St. Laurent even vacuumed and tidied up on Sunday evening in anticipation of her expected good fortune.
In fact, she was so confident of success that the $10,000 in furniture from Dufresne, the co-sponsor of myPad, along with the Winnipeg Real Estate News and HOT 103, pictured on the contest website was saved on her computer under “My Prize.”
At 6:45 a.m. on Monday morning, November 14, a Dufresne Furniture truck pulled up to her Collegiate Street home. Meanwhile, staff from the WREN, HOT 103 and Dufresne Furniture and Appliances waited outside her door.
A call from the FM radio station to St. Laurent confirmed she had won.
She dropped the phone without hanging up when she heard the rapping on her front door.
“They’re here with my furniture!” she cried out, rushing to the door. “They’re at my home!”
“I can’t believe you’re here!” she shouted as those who had been waiting outside walked into her living room.
“Wow! Pinch me, please!” she exclaimed, barely able to contain her excitement.
While radio staff set up equipment for a live one-hour broadcast of the Ace Burpee Show from her home, St. Laurent began calling relatives and friends with the good news.
“I won,” she told one friend. “Now, you can come over and help me take my old furniture outside.”
“She is a very deserving winner,” said Jo-Anne Wood, the general manager of the WREN.
The single mother living on a disability pension won with her entry entitled, Stuck in the 1960s. In her entry, St. Laurent wrote about the woes of her life. When her son Christopher was a toddler (he’s now 23 years old), she lost everything in a fire, lost her job and became
a single parent. She rebounded and bought a home built in 1914, but four years ago was forced to go on disability.
“The house still needs many repairs, but it’s home sweet home ...
“All extra funds must go to basic upkeep of the house, so new furniture or appliances are not possible,” she wrote in her entry.
“I really needed the furniture,” she told the WREN. “I nearly dropped into tears when you all came. I would never have been able to afford those things.”
The furniture she did possess was hand-me-downs from thrift stores or recycled from friends.
The door on her stove fell off whenever it was opened, and it was so old that St.

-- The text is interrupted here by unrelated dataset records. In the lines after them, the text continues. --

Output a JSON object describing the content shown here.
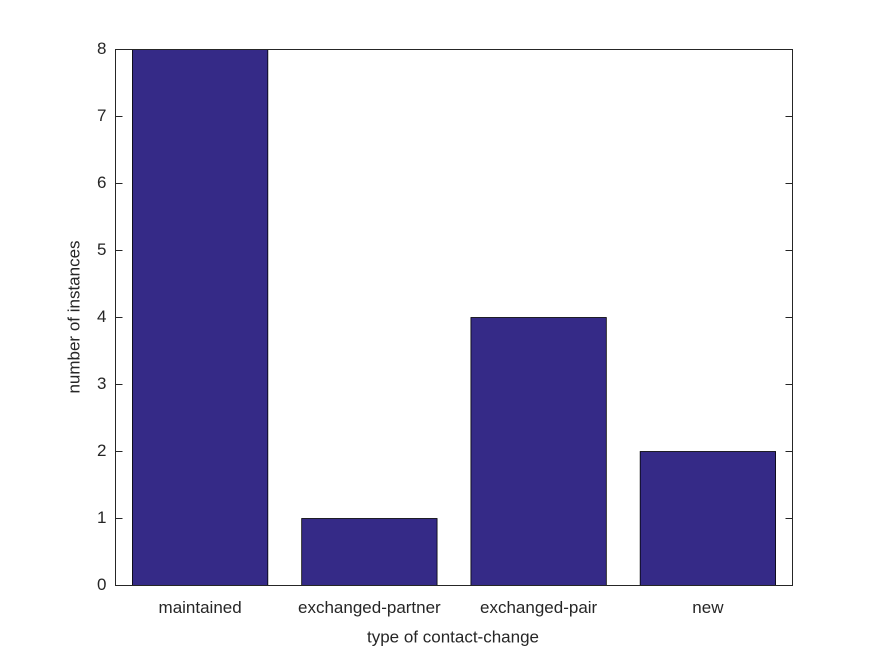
{
  "chart_data": {
    "type": "bar",
    "xlabel": "type of contact-change",
    "ylabel": "number of instances",
    "categories": [
      "maintained",
      "exchanged-partner",
      "exchanged-pair",
      "new"
    ],
    "values": [
      8,
      1,
      4,
      2
    ],
    "color": "#352a87",
    "ylim": [
      0,
      8
    ],
    "yticks": [
      0,
      1,
      2,
      3,
      4,
      5,
      6,
      7,
      8
    ]
  }
}
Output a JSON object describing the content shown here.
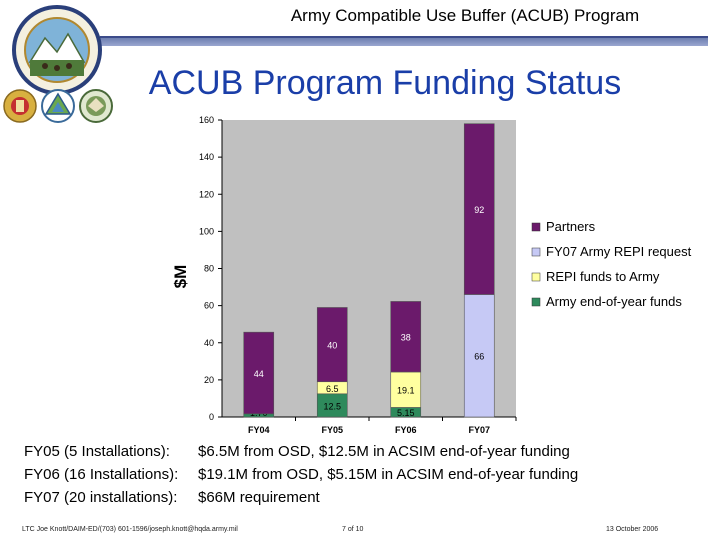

Laurent was unable to get parts to repair it, which was also the case with her dishwasher — a necessity due to her disabilities.
In her living room, a pink loveseat and sofa were the primary pieces of furniture.
“I got them for $50 because they’re pink,” she told the throng crammed into her far from spacious living room.
The first items to be delivered by Dufresne were a loveseat and sofa.
A new dining room set will replace the table held together by tape and quite visible screws.
Other prize items are to follow after St. Laurent reorganizes her kitchen space to accommodate the new appliances in her home.
“I’ll be able to take the dishwasher out now and rip up the tile to fix the floor,” St. Laurent commented.
“This is so cool,” she added, bearing a wide grin, the result of her good fortune.
But then again, St. Laurent may have been destined to win. After all, there remains that one intangible — “affirmative thinking.”